A TALE OF TWO VIKINGS By Sandra Hill

“I must needs depart on the morrow. I will take Sister Margaret to Jorvik with me where she will sell her mead, then travel back to the abbey with a priest from the minster. I will stay in the city, alone, and try to get information on Vagn’s murderer. I have some contacts there who should be able to help me.”

“Take me with you.” She was as surprised by her request as Toste. Too obvious, Esme. Try to be more subtle.

“What? Nay! I’m going alone. Even Bolthor will stay at Ravenshire. I must travel alone.”

“You won’t come back.” Why should you? You have no ties here. Nay, I will not let you escape so easily, Viking. I still have use for you.

“Yea, I will. I have no place else to go, for now. Once I have avenged my brother, I will return.” He spoke to her in a patronizing manner, as if she were a child in distress. The only thing missing was the pat on the head. Bungling oaf!

“Not if you’re dead. ‘Tis a fool’s errand. Your brother would not want you to put your life in peril for him. Revenge will not bring him back,” she nigh screamed at him.

“Stop it, Esme. Stop it right now. You have no idea what my brother would or would not want. It is a Viking’s way. It is a man’s way.”

“It is a lackwit’s way!”

“Mayhap, but it is what I must do.”

She punched him in the chest and pretended to sob.

He was immovable in more ways than one.

“See what you have done. You have made me cry, and I never cry. Loathsome lout. Slimy cur. Bloody bastard. Odious oaf.” She was pounding his chest now to the beat of her epithets.

He wrapped his arms around her and trapped her flailing hands against his body. Against her ear, he said, “Leave off, dearling. Leave off.”

Dearling? He called me dearling.

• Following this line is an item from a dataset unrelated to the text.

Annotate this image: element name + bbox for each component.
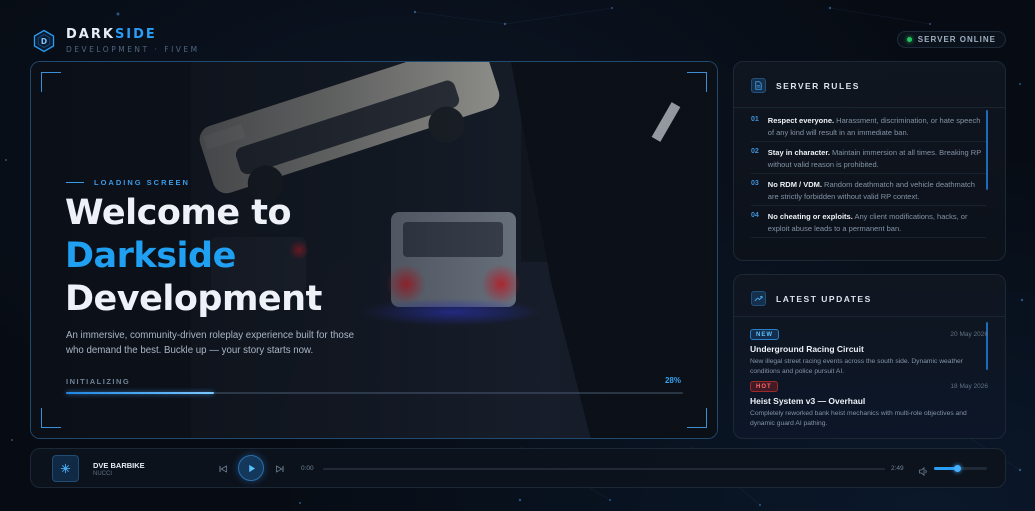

Whoa, that is definitely a woman-weakening tactic. I like it way too much. I cannot let the rogue distract me with sweet talk. “You are going to abandon me. I should have known better than to trust a man.”

“I am not abandoning you. There will be plenty of men here at Ravenshire to protect you whilst I’m gone.”

“Can you guarantee that you will come back?”

“Of course not.”

“See? You are abandoning me.”

“Because I might die?”

“I might just kill you myself if you keep this up. Mayhap Alinor and Eadyth are right. I should choose a husband myself and be done with it. At least that way I would have some control over my own life.” Let us see how you like that possibility, Northman. Let us see how you accept a woman taking fate in her own hands. Let us see how you like a woman disagreeing with your “superior” intellect.

He went stiff, even though he still held her arms imprisoned. “That, you will not do.”

Just as I thought. A typical man who thinks women are the weaker sex, unable to control their own destinies. “You have no say in what I do, especially since you are abandoning me.” Esme was not wise in the ways of men and women, but one thing she did know: Guilt was one of women’s best tools when dealing with men… especially clueless ones. Eve had probably guilted Adam into biting the apple, way back at the beginning of time.

“Must you always be at cross-wills with me? Can you not accept that sometimes I might know what is best for you?” he said.

Ooooh, wrong thing for you to say in my present mood, my lord Know-It-All Viking. Be careful, or you may trip over that runaway tongue of yours. “Nay, I do not accept orders easily. That is why I had to go to confession so many times back at the abbey. But you are not to worry anymore. Release me. Begone. Go fly off to Jorvik or the Norselands or hell, for all I care. I am off to find me a husband.” Esme had no inclination to accept Alinor and Eadyth’s plan for finding her a husband, but if it annoyed Toste, then she would damn well let him think otherwise. She was discovering there was great fun in needling the bothersome boor. “Yea, methinks I will pick a homely man, one who is not so full of his own conceit, like someone I know. Strong in body, of course, but not so pretty in face. Definitely not a Viking. A Saxon would be best; they do not jest so much.”